Un estadio anticlimático

18 junio 2018 | 23:23 hrs | Javier Roldán Dávila | Javier Roldán

La insoslayable brevedad

Los ‘decentes’ quieren prohibir el ‘ehhhh puto’ por sus ‘pelotas’

Ayer hacíamos referencia al uso del circo romano, como un paliativo para despresurizar la tensión social por medio de la actividad lúdica, el combate ritual que buscaba apaciguar a los dioses, en realidad saciaba la imperiosa necesidad colectiva de ver sufrir al adversario.

Además de lo anterior, el circo servía de escaparate para que la clase gobernante midiera su popularidad, por lo tanto, los asistentes tenían libertad absoluta para mentar madres al por mayor o, en el excepcional caso, rendir pleitesía al poderoso. No había fijón.

En México, hay entretenimientos como la lucha libre, que se convierten en una vía de escape de los problemas.
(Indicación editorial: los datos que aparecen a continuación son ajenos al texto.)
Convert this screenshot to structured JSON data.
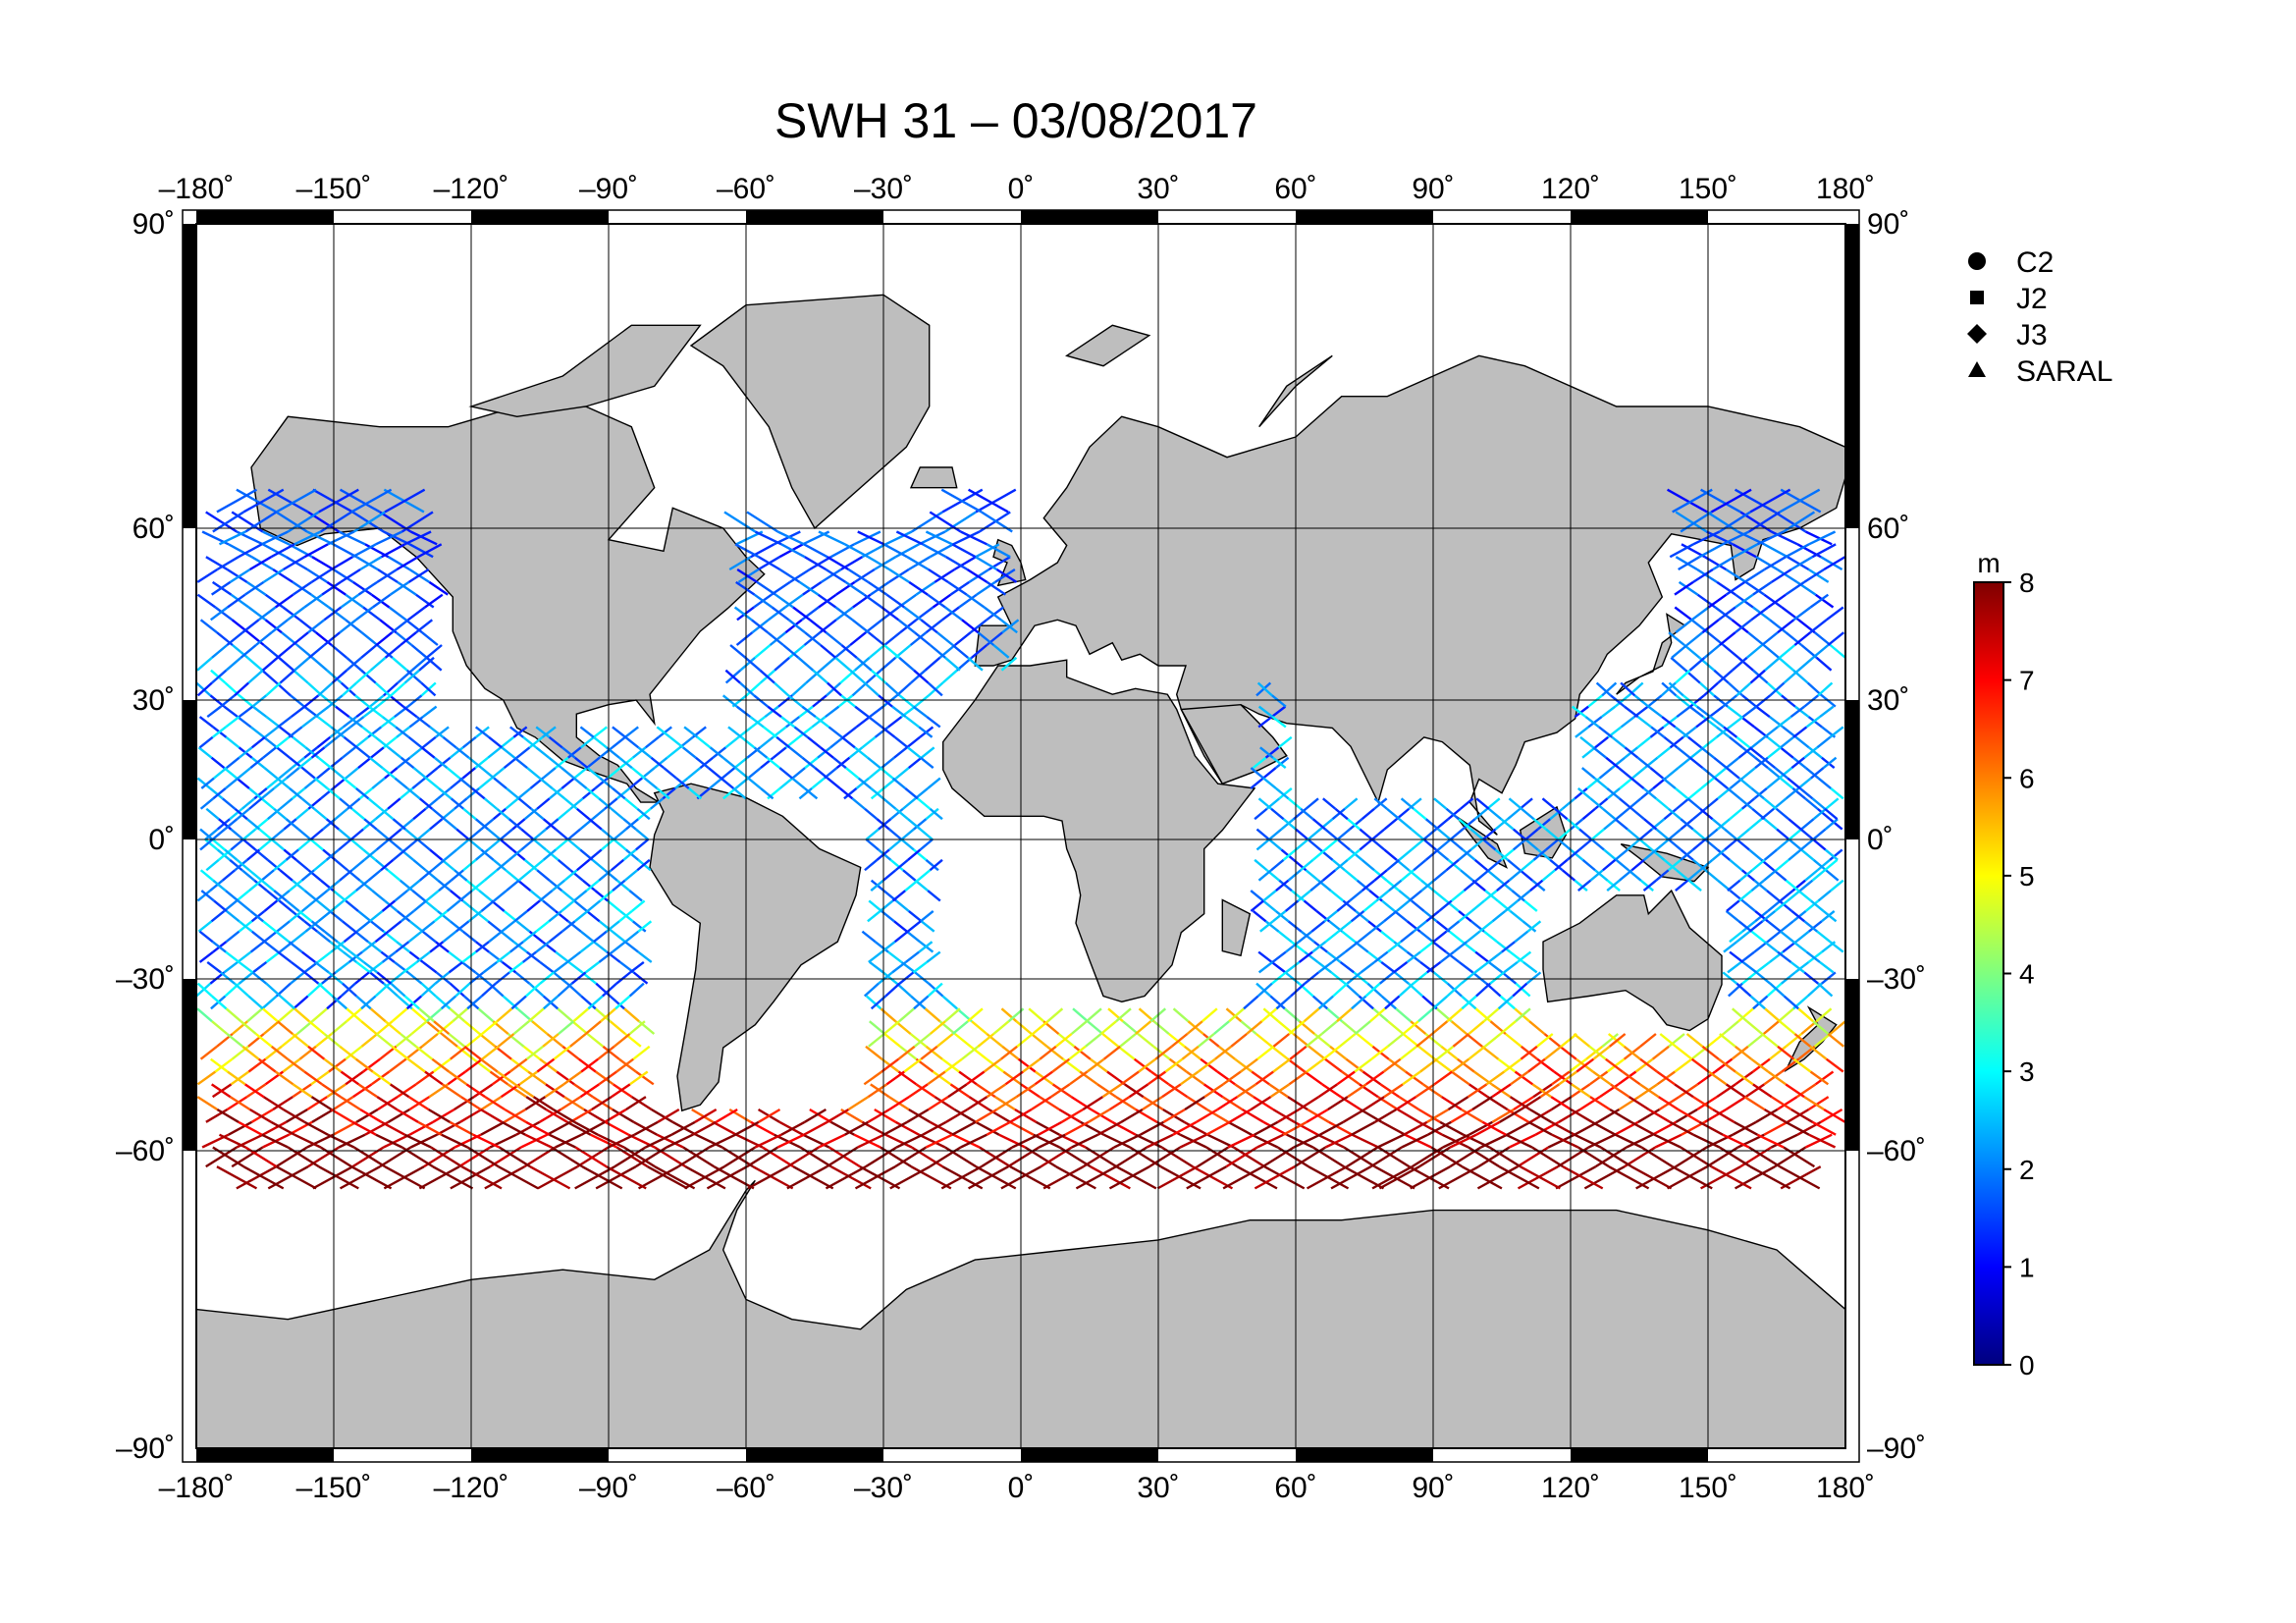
{
  "title": "SWH 31 – 03/08/2017",
  "axes": {
    "lon_ticks": [
      {
        "value": -180,
        "label": "–180˚"
      },
      {
        "value": -150,
        "label": "–150˚"
      },
      {
        "value": -120,
        "label": "–120˚"
      },
      {
        "value": -90,
        "label": "–90˚"
      },
      {
        "value": -60,
        "label": "–60˚"
      },
      {
        "value": -30,
        "label": "–30˚"
      },
      {
        "value": 0,
        "label": "0˚"
      },
      {
        "value": 30,
        "label": "30˚"
      },
      {
        "value": 60,
        "label": "60˚"
      },
      {
        "value": 90,
        "label": "90˚"
      },
      {
        "value": 120,
        "label": "120˚"
      },
      {
        "value": 150,
        "label": "150˚"
      },
      {
        "value": 180,
        "label": "180˚"
      }
    ],
    "lat_ticks": [
      {
        "value": 90,
        "label": "90˚"
      },
      {
        "value": 60,
        "label": "60˚"
      },
      {
        "value": 30,
        "label": "30˚"
      },
      {
        "value": 0,
        "label": "0˚"
      },
      {
        "value": -30,
        "label": "–30˚"
      },
      {
        "value": -60,
        "label": "–60˚"
      },
      {
        "value": -90,
        "label": "–90˚"
      }
    ],
    "lon_range": [
      -180,
      180
    ],
    "lat_range": [
      -90,
      90
    ],
    "grid": true,
    "projection": "mercator"
  },
  "legend": {
    "items": [
      {
        "symbol": "circle",
        "label": "C2"
      },
      {
        "symbol": "square",
        "label": "J2"
      },
      {
        "symbol": "diamond",
        "label": "J3"
      },
      {
        "symbol": "triangle",
        "label": "SARAL"
      }
    ],
    "placement": "right"
  },
  "colorbar": {
    "unit": "m",
    "min": 0,
    "max": 8,
    "ticks": [
      "0",
      "1",
      "2",
      "3",
      "4",
      "5",
      "6",
      "7",
      "8"
    ],
    "colormap": "jet",
    "colors": [
      "#00007f",
      "#0000ff",
      "#007fff",
      "#00ffff",
      "#7fff7f",
      "#ffff00",
      "#ff7f00",
      "#ff0000",
      "#7f0000"
    ]
  },
  "colors": {
    "land": "#bebebe",
    "ocean": "#ffffff",
    "coastline": "#000000"
  }
}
A la arena se asiste a gritar albures, a beber cerveza y a insultar a los ‘rudos’. Las señoras son igual de participativas, hay equidad de hacer y decir.

Resulta obvio, que tales costumbres se dan en la mayoría de las sociedades, aunque en algunas con mayor intensidad. Basta ver los desmanes cometidos por los hooligans, para confirmar que el ‘modo guarro’ en un padecimiento global.

Por lo anterior, es inaudita la pretensión de la FIFA por acallar el ‘ehhhh puto’, grito de guerra de la afición mexicana, que no afecta las competencias, como si ocurre con el amaño de resultados, que suelen negociar los directivos.

El fondo no es el combate a la homofobia, sino la hipocresía de los dirigentes.